LA GRANDE CONFUSION

19/03/2016 17:23

 

La grande confusion

Le citoyen de base que je suis a le sentiment d’assister à un état de la planète totalement original : étant né dans le premier tiers du siècle dernier, j’ai l’impression d’avoir vécu mon enfance et ma jeunesse au temps du Moyen-âge, dans un monde relativement stable et lisible.

Stable dans son indolence et sa naïveté. Le monde, selon moi, était partagé entre le bon, c'est-à-dire soi-même, et le mal, c'est-à-dire l’Autre. L’autre, celui qui n’était pas de la famille, du milieu, de la religion, de la nationalité. Ainsi tous, semble-t-il, possédaient un métier et le tenaient pour la vie. C’était évident pour l’artisan, mais pour l’employé, l’ouvrier, entrer dans une entreprise était obtenir mieux qu’un CDI, vous n’en sortiez que pour mourir. Ce que le monde ouvrier exigea en 1936 fut d’en sortir un petit peu, de savourer, comme les privilégiés, un peu de l’air extérieur.
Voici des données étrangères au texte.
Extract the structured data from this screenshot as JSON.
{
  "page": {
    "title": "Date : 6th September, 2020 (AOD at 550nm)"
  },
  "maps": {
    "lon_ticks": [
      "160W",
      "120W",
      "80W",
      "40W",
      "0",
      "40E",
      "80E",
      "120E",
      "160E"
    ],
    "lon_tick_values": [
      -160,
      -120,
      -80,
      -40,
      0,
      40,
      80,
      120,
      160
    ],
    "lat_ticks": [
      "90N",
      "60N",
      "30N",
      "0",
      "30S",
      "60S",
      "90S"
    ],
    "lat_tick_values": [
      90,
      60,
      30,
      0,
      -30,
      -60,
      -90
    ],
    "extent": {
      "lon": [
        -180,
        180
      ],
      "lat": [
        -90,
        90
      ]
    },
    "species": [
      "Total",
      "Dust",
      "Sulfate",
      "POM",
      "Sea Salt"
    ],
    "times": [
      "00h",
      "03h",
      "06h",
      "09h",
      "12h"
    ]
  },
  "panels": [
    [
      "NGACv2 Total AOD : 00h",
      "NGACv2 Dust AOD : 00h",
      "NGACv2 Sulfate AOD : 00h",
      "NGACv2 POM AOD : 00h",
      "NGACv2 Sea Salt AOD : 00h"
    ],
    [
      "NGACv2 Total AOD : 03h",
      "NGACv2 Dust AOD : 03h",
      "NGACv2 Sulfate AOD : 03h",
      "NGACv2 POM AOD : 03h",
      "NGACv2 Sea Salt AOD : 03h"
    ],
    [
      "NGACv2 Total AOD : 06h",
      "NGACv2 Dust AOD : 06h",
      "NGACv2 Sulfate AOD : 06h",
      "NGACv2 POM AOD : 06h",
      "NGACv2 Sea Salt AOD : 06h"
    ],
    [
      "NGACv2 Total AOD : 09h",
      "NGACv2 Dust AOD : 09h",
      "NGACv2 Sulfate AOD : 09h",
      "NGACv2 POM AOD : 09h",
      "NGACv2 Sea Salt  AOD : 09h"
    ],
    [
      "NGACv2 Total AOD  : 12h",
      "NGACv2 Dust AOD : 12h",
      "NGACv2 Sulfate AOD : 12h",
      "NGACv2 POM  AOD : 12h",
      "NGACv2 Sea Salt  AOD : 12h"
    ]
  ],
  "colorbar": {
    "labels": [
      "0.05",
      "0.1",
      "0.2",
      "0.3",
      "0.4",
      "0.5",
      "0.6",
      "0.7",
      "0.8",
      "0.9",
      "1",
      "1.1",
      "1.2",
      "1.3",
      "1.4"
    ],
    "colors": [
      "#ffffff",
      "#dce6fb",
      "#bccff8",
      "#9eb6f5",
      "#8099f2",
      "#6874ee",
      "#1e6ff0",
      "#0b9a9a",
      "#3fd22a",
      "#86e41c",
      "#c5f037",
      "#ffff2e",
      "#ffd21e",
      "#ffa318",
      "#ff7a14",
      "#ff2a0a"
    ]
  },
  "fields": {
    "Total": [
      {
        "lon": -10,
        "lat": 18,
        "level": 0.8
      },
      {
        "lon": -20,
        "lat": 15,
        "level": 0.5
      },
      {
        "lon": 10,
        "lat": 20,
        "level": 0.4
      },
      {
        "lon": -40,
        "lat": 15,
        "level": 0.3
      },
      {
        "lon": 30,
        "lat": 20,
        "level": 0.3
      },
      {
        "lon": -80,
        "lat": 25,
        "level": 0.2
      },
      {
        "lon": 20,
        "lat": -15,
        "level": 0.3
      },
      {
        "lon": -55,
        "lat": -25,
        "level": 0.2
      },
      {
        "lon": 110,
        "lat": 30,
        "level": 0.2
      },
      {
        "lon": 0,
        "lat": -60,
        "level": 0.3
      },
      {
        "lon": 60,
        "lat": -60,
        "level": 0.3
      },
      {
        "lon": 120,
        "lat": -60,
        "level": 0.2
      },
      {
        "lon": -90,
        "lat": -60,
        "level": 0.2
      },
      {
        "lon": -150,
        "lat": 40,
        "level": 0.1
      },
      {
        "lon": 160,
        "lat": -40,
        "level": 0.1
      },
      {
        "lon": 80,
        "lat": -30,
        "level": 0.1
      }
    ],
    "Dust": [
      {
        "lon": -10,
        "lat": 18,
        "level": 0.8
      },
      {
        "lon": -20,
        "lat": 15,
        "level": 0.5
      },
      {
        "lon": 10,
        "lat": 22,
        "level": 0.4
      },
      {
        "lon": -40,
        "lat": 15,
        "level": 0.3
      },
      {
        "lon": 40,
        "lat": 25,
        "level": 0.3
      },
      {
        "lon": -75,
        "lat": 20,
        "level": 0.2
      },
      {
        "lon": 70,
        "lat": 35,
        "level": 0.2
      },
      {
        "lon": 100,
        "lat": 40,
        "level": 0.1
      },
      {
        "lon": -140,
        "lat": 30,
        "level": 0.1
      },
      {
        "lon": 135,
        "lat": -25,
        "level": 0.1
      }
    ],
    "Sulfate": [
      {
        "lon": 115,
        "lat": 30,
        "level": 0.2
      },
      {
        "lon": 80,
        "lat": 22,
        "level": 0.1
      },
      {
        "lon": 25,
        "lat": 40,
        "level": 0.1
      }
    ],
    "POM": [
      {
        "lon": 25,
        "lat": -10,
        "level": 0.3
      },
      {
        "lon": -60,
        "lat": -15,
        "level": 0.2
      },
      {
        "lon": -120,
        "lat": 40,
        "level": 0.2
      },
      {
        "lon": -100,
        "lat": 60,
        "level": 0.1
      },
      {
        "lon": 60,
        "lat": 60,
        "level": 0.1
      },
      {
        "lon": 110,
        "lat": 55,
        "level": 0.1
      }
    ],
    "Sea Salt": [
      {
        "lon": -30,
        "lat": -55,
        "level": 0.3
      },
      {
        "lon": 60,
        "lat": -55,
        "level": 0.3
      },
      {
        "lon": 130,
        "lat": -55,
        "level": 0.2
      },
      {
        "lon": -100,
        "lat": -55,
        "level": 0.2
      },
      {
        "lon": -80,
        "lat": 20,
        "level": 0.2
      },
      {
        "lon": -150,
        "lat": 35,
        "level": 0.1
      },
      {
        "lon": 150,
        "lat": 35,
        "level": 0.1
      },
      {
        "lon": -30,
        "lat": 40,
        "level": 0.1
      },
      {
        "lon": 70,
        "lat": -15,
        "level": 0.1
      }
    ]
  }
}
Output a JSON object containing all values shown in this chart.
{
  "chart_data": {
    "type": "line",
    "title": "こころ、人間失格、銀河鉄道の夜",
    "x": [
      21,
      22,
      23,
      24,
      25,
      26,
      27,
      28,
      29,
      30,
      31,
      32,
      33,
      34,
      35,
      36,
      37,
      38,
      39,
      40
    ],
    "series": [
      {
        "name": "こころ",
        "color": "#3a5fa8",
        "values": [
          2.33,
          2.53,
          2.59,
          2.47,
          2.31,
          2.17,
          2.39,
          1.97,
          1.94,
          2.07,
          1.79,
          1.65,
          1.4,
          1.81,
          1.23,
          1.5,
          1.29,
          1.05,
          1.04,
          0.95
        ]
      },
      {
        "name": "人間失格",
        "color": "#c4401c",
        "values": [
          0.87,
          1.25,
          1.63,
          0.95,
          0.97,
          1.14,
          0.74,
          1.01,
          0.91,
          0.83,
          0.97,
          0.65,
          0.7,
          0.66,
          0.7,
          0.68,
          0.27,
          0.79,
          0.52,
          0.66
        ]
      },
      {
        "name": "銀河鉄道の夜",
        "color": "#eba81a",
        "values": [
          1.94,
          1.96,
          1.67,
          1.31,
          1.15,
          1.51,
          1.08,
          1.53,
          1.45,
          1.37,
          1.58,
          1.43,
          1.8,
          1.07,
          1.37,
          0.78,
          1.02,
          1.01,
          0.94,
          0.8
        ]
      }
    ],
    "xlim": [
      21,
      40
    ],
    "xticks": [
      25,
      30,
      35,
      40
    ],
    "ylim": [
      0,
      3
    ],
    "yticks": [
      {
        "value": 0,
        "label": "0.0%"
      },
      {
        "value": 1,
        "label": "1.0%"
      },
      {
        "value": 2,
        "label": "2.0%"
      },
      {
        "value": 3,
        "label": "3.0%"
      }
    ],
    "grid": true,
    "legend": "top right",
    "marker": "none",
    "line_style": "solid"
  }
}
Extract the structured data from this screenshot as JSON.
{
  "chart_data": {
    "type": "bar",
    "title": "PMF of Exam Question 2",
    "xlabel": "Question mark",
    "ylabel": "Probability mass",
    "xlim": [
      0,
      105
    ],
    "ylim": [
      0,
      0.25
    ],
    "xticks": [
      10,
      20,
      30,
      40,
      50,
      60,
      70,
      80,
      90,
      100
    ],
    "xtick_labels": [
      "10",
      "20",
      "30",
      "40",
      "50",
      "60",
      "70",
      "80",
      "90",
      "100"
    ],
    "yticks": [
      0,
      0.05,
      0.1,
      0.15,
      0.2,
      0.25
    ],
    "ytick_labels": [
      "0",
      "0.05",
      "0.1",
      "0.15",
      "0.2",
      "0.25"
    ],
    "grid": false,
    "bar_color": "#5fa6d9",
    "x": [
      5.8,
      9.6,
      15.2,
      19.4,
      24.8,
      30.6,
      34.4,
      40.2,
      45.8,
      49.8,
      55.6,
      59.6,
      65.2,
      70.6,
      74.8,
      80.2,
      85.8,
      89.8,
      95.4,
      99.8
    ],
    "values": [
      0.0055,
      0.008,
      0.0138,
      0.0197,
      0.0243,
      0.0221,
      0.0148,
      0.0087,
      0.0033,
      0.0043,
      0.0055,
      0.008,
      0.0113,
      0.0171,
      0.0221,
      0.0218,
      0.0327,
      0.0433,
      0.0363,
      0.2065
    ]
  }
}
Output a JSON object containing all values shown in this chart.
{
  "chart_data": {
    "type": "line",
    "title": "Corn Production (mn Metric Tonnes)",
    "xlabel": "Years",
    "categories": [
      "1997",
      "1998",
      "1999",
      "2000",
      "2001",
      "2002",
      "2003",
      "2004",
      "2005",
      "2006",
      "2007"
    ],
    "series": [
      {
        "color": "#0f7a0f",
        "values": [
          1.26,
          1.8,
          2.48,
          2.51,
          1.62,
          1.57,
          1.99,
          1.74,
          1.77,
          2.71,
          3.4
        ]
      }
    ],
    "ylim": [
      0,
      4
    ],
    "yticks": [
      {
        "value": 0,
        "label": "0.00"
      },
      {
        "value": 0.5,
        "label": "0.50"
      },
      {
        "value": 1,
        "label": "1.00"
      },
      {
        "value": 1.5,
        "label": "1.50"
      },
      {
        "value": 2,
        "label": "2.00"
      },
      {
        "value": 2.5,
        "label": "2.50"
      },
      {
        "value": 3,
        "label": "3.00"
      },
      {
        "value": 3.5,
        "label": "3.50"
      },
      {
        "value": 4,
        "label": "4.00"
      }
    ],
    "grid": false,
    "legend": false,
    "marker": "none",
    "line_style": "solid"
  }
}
L’entre-soi n’empêchait pas certes pas les haines recuites, mais ces petites ou grosses misères se cachaient soigneusement. On taisait ses divisions dès que se présentait l’occasion de haïr l’étranger. La haine officiellement reconnue s’exprimait alors librement dans le nationalisme. Quand les tensions internes devenaient trop pressantes, les sages de chaque pays s’entendaient pour organiser une « bonne  guerre » qui faisait tomber la fièvre intestine, et avait le mérite d’occuper  les jeunesses en tueries-partys, de fournir du travail à tous (même les femmes s’y mettaient), de calmer les plus récalcitrants, et d’évincer les concurrents éventuels dans son propre pays, d’où le moindre chômage.

 Ce regard, certes un peu rapide, voire caricatural que, très jeune, je prêtai  aux adultes français, avait le mérite de rendre la vie plus simple. Chacun savait, quoiqu’insignifiant, qu’il était le meilleur, et que si mauvais il y avait, c’était toujours chez l’Autre. Un regard à l’américaine, quoi !

Aussi aujourd’hui suis-je  étonné, ravi, enthousiasmé, émerveillé, ébloui,  et en même temps inquiet, soucieux, angoissé, terrorisé, devant le spectacle que m’offre le monde. Ce serait rassurant si ces états d’âme opposés étaient dus à des raisons bien distinctes, comme dans le ‘bon vieux temps’ évoqué. Si, par exemple, la science et ses avancées époustouflantes se consacrait uniquement au bien-être de la planète. Or force nous est de constater que le génie humain se consacre tout autant à sa destruction. Il semble bien que le manichéisme antérieur si commode ne soit plus envisageable. Tout se mêle, s’interpénètre, s’enchevêtre. Entre les extrêmes qui, elles, sont identifiables et monolithiques,  les positions se confondent. La Droite se met à rouler à gauche et la Gauche emprunte des actions à la Droite. Ainsi un Hollande qui se croyait de Gauche se découvre un beau matin, suite à une nuit désastreuse, des désirs de meurtre, car la déchéance de la nationalité est bien une idée de Droite, tout comme la peine de mort, selon le principe biblique « œil pour œil, dent pour dent ».

Si bien que, même si individuellement et pourtant pas le seul, j’entrevois des solutions qui permettraient de ne pas faire n’importe quoi, je n’ai pas le sentiment que ceux qui détiennent le Pouvoir et qu’on appelle les Grands, les financiers en premier, les entrepreneurs ensuite, les chefs d’Etat en fin, se montrent mesquins, incompétents, vicieux, finalement tout petits. Je sais que le battement d’aile d’un papillon peut modifier le monde, d’où l’espérance que j’entretiens, mais je ne suis pas sûr que le fait de me battre les flancs ait la même efficacité.